Tabi ki bu çözüm sürecini çok ciddi bir sıkıntıya sokuyor. HDP’nin bunu belirtmesi gerekiyor. Çözüm sürecini istiyorlar mı? Barış istiyorlar mı? Bu olaylar bunun samimiyetinin de aynı zamanda bir krizi. Bunun bir sınavı haline dönüştü bu. 6-7 Ekimde iyi bir sınav veremediler maalesef” ifadelerini kullandı.

ADALET HERKES İÇİN İŞLEMELİ
Polis ve asker katillerinin bulunup sivillerin katillerinin bulunmamasını çelişki olarak yorumlayan Eraslan, “Polis ve asker katillerinin bulunup diğer Yasin ve arkadaşlarının katillerinin bulunmaması hukuka inanan, vicdanı olan herkese endişe verici bir durum olur.

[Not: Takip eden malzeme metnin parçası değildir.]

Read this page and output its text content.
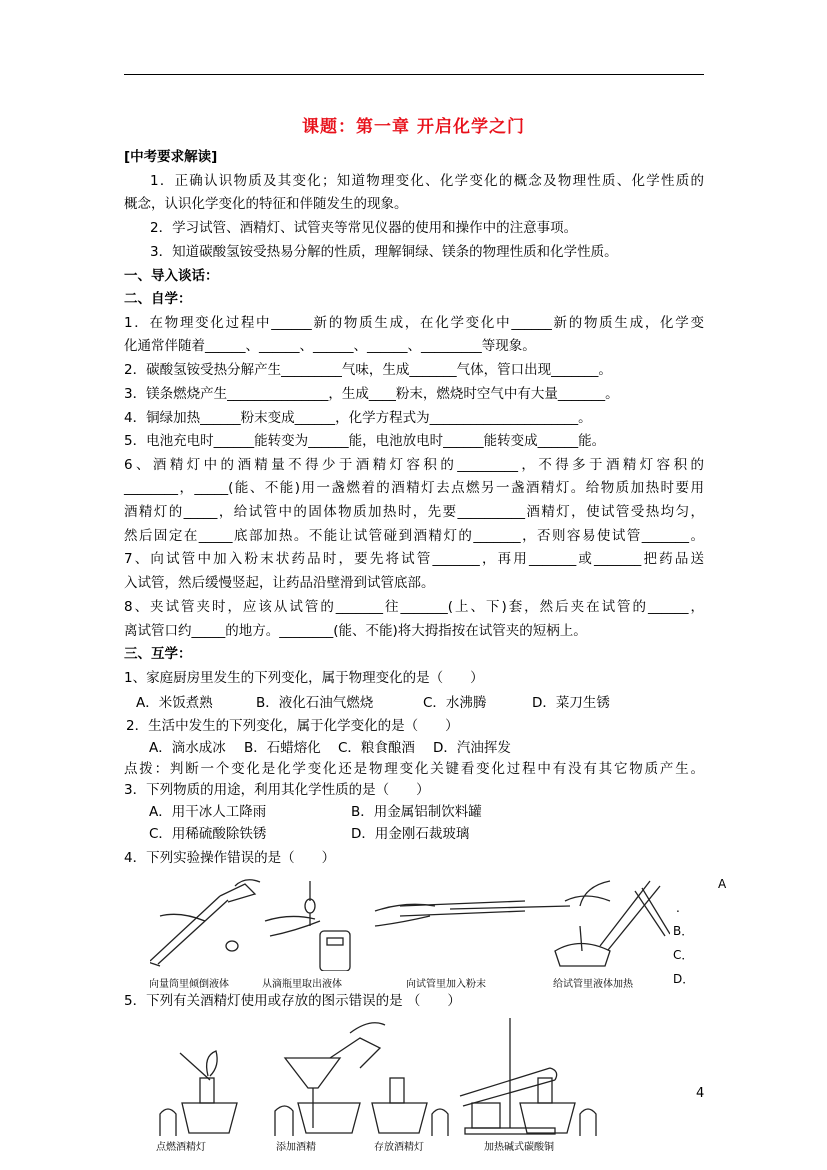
课题：第一章 开启化学之门
[中考要求解读]
1．正确认识物质及其变化；知道物理变化、化学变化的概念及物理性质、化学性质的
概念，认识化学变化的特征和伴随发生的现象。
2．学习试管、酒精灯、试管夹等常见仪器的使用和操作中的注意事项。
3．知道碳酸氢铵受热易分解的性质，理解铜绿、镁条的物理性质和化学性质。
一、导入谈话：
二、自学：
1．在物理变化过程中______新的物质生成，在化学变化中______新的物质生成，化学变
化通常伴随着______、______、______、______、_________等现象。
2．碳酸氢铵受热分解产生_________气味，生成_______气体，管口出现_______。
3．镁条燃烧产生_______________，生成____粉末，燃烧时空气中有大量_______。
4．铜绿加热______粉末变成______，化学方程式为______________________。
5．电池充电时______能转变为______能，电池放电时______能转变成______能。
6、酒精灯中的酒精量不得少于酒精灯容积的_________，不得多于酒精灯容积的
________，_____(能、不能)用一盏燃着的酒精灯去点燃另一盏酒精灯。给物质加热时要用
酒精灯的_____，给试管中的固体物质加热时，先要__________酒精灯，使试管受热均匀，
然后固定在_____底部加热。不能让试管碰到酒精灯的_______，否则容易使试管_______。
7、向试管中加入粉末状药品时，要先将试管_______，再用_______或_______把药品送
入试管，然后缓慢竖起，让药品沿壁滑到试管底部。
8、夹试管夹时，应该从试管的_______往_______(上、下)套，然后夹在试管的______，
离试管口约_____的地方。________(能、不能)将大拇指按在试管夹的短柄上。
三、互学：
1、家庭厨房里发生的下列变化，属于物理变化的是（　　）
A．米饭煮熟	B．液化石油气燃烧	C．水沸腾	D．菜刀生锈
2．生活中发生的下列变化，属于化学变化的是（　　）
A．滴水成冰 B．石蜡熔化 C．粮食酿酒 D．汽油挥发
点拨：判断一个变化是化学变化还是物理变化关键看变化过程中有没有其它物质产生。
3．下列物质的用途，利用其化学性质的是（　　）
A．用干冰人工降雨	B．用金属铝制饮料罐
C．用稀硫酸除铁锈	D．用金刚石裁玻璃
4．下列实验操作错误的是（　　）
向量筒里倾倒液体	从滴瓶里取出液体	向试管里加入粉末	给试管里液体加热
A
.
B．
C．
D．
5．下列有关酒精灯使用或存放的图示错误的是 （　　）
点燃酒精灯	添加酒精	存放酒精灯	加热碱式碳酸铜
4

Burada devlet kendi memurlarını ve temsilcilerinin uğradıkları şiddeti, olayı daha iyi takip ediyor ve sivil insanlar ve devleti temsil etmeyen insanlarla ilgiliyse takip etmiyor, gecikiyor olmasının intibasının da olmaması lazım.

Bunun olmaması gerekiyor. Yani adaletin herkes için ve hızlıca yerini bulması gerekiyor. Gecikmiş adalet adalet değildir. HDP ve PKK’de tek başlı bir siyasi oluşum yok. Kendi içlerinde bir çözümsüzlük yaşıyorlar.

Kandil, Diaspora, İmralı, HDP birbirleriyle farklı şeyler söylüyor. Bu hesaplaşma önümüzdeki günlerde daha da artacak diye düşünüyorum” dedi.